Cairo to Istanbul 2010 travel blog

Suez Canal at Port Said

Suez Canal House, Port Said

A mosque, Port Said

Us on the ferry between Port Said and Port Faud

 

Ships on Suez Canal


Today we took a trip to Port Said to see the Suez Canal. The hotel wanted US$60 each for a car and driver which we thought was too much, so early this morning we headed off to the bus station and bought tickets on a bus to Port Said. The bus was air conditioned and three hours later we arrived in Port Said and arranged a taxi to take us to see the canal. The driver spoke good English and was very friendly, the car was a wreck! I sat in the back seat behind the driver and the back of the driver's seat rested on my lap. One good thing was that the car wouldn't go above 30km/hr! It coughed and spluttered but it got us there without breaking down. He showed us the canal and took us on the ferry across to Port Faud, we also visited the beaches on both the Port Faud and Port Said side of the canal. Like all beaches we've seen over here, they were very dirty with rubbish everywhere - not a patch on what we have at home. After all this it was time for lunch and the driver took us to a restaurant for lunch. We had asked him to take us somewhere the locals go and the restaurant was not a tourist trap at all. We had a delicious lunch of fish, plus rice, babaganoush, tahini, peppers and bread, all for 50EGP (around $10) for the two of us.

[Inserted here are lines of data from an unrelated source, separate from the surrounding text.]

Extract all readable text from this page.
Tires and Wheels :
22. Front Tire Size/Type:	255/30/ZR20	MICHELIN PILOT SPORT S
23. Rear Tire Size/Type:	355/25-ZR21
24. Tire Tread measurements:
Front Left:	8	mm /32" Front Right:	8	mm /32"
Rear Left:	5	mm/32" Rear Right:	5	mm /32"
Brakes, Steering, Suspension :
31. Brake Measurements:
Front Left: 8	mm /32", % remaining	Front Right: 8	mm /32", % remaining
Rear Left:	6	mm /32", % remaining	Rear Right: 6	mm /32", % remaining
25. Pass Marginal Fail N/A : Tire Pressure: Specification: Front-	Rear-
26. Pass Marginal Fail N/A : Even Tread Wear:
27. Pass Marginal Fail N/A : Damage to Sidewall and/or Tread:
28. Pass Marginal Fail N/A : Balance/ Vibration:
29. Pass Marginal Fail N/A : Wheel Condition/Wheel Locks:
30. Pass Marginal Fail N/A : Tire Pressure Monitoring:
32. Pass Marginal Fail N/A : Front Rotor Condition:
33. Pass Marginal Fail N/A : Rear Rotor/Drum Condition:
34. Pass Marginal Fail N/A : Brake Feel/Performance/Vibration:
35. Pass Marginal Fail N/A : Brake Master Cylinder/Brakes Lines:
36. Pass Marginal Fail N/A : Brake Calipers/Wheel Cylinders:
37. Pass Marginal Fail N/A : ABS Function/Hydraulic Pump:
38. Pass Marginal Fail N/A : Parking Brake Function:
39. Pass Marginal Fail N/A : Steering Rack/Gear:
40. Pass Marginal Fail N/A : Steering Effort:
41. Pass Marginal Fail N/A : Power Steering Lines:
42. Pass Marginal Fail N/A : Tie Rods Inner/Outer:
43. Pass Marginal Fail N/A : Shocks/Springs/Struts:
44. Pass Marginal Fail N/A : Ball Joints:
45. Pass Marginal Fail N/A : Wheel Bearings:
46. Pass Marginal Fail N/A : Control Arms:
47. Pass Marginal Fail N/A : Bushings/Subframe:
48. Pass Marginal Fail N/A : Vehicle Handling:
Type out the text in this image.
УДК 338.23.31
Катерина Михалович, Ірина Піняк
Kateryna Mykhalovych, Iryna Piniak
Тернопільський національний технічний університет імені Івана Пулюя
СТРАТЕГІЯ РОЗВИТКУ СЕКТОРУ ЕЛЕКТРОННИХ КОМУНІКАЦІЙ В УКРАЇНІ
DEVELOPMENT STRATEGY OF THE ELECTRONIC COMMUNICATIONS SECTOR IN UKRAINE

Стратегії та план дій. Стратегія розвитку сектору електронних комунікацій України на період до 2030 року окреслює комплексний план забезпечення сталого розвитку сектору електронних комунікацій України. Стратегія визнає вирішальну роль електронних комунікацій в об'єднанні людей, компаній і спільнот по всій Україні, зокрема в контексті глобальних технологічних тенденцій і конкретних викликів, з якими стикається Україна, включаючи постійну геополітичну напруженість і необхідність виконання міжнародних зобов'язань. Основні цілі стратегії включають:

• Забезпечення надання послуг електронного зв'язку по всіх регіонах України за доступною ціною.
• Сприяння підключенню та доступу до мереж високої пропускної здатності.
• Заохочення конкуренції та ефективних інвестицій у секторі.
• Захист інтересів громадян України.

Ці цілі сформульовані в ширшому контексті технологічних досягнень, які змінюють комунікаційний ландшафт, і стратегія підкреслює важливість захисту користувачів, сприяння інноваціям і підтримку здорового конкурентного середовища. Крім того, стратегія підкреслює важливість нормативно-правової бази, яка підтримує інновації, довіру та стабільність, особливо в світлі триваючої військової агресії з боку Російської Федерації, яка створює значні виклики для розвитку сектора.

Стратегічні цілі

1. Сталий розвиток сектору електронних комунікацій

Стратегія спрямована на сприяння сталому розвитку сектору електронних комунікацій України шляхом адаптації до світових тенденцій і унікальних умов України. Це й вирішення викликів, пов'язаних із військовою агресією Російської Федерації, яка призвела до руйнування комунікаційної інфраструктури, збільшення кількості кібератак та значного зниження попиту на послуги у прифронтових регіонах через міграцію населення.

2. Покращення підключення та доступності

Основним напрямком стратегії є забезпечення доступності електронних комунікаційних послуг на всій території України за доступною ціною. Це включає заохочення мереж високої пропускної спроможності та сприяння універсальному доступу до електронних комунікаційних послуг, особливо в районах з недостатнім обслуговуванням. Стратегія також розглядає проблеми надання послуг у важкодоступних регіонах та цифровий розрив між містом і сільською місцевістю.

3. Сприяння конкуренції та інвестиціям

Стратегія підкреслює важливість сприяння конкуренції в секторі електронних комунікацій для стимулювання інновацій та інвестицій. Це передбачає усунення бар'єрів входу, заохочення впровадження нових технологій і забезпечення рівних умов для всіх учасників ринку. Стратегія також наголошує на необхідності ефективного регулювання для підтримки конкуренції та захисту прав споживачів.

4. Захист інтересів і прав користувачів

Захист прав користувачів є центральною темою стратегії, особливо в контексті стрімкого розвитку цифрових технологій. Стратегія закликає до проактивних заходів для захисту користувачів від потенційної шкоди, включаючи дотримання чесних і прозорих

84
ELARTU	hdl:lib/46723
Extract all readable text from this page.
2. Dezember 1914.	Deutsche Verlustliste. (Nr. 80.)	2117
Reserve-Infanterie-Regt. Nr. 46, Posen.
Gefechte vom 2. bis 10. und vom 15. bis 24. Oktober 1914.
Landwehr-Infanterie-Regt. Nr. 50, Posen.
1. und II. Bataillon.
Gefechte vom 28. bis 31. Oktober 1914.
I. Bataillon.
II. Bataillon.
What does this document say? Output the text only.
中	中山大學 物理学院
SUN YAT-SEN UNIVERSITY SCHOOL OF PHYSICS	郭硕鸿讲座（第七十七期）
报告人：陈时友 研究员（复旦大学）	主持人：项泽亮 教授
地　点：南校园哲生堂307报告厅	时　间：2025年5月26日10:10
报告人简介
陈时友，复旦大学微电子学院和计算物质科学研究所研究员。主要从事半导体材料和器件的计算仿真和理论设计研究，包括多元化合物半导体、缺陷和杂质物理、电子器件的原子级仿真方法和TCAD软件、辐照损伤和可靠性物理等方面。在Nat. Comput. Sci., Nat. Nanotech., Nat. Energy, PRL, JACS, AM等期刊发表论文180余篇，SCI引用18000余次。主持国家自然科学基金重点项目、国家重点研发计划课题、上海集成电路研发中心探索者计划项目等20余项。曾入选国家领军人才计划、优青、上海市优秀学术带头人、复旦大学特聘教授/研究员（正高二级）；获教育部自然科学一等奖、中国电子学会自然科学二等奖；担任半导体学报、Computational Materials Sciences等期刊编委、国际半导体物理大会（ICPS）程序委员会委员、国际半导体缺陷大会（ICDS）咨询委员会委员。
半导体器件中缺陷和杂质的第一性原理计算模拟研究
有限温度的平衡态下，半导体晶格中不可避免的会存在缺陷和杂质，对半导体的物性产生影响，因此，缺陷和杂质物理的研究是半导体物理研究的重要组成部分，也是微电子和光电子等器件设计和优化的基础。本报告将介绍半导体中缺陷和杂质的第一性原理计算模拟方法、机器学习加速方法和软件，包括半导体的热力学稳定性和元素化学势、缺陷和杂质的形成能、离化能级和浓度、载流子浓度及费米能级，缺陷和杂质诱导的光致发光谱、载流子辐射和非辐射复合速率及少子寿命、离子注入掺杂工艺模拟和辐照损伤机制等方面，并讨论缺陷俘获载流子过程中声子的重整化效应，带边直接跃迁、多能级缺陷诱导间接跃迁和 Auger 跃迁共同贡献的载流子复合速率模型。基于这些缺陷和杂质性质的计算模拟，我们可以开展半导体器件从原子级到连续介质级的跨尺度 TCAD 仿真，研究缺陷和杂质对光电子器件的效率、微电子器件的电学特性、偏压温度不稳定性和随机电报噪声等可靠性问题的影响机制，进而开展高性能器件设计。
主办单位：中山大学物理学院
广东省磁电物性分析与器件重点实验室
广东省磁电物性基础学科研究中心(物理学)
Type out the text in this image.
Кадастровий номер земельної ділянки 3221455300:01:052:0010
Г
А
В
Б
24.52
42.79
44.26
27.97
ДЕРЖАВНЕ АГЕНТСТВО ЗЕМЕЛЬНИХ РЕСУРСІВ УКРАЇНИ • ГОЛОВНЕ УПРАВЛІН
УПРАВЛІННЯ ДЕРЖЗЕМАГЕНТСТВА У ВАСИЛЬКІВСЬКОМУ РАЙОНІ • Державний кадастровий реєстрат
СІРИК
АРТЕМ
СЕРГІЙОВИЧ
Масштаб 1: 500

Then it was time to catch the bus back. Fortunately, on the driver's advice we had bought our return tickets in the morning and it was just as well we did as the bus was full. I was a bit disappointed that we didn't see many ships on the canal in Port Said, but on the drive back to Cairo the road runs alongside the canal and there were lots of ships on the move. It was strange to see ships sailing through the desert, or that's what it looked like from the road!

Back in Cairo we hailed a taxi back to our hotel. A lot of Egyptian roads have no lane markings and Egyptian drivers are a bit crazy and tend to drive where they fit - in most cases this is a very tight fit! They also do not turn on their headlights at night! Our taxi driver on the way home was one of the craziest I have seen yet, driving at high speed and we had a few near misses. He also didn't know the way and had to keep stopping to ask directions. Fortunately we had negotiated the price before we got in so he couldn't add any extra .

Back at the hotel by 7pm, we headed up to the rooftop bar (again!) for a beer and light meal.

Tomorrow we are going to try and find the Coptic Christian area of Cairo. It apparently used to be called Babylon and pre dates the coming of Islam to Egypt. Not sure how to get there, the Lonely Planet says to take the metro and get out at Mar Girgis station - as long as it's not written in Arabic we should be OK.

We meet the rest of the group tomorrow afternoon and I think we are all heading out to the Khan al-Khalili Bazaar after the group meeting - sounds like fun.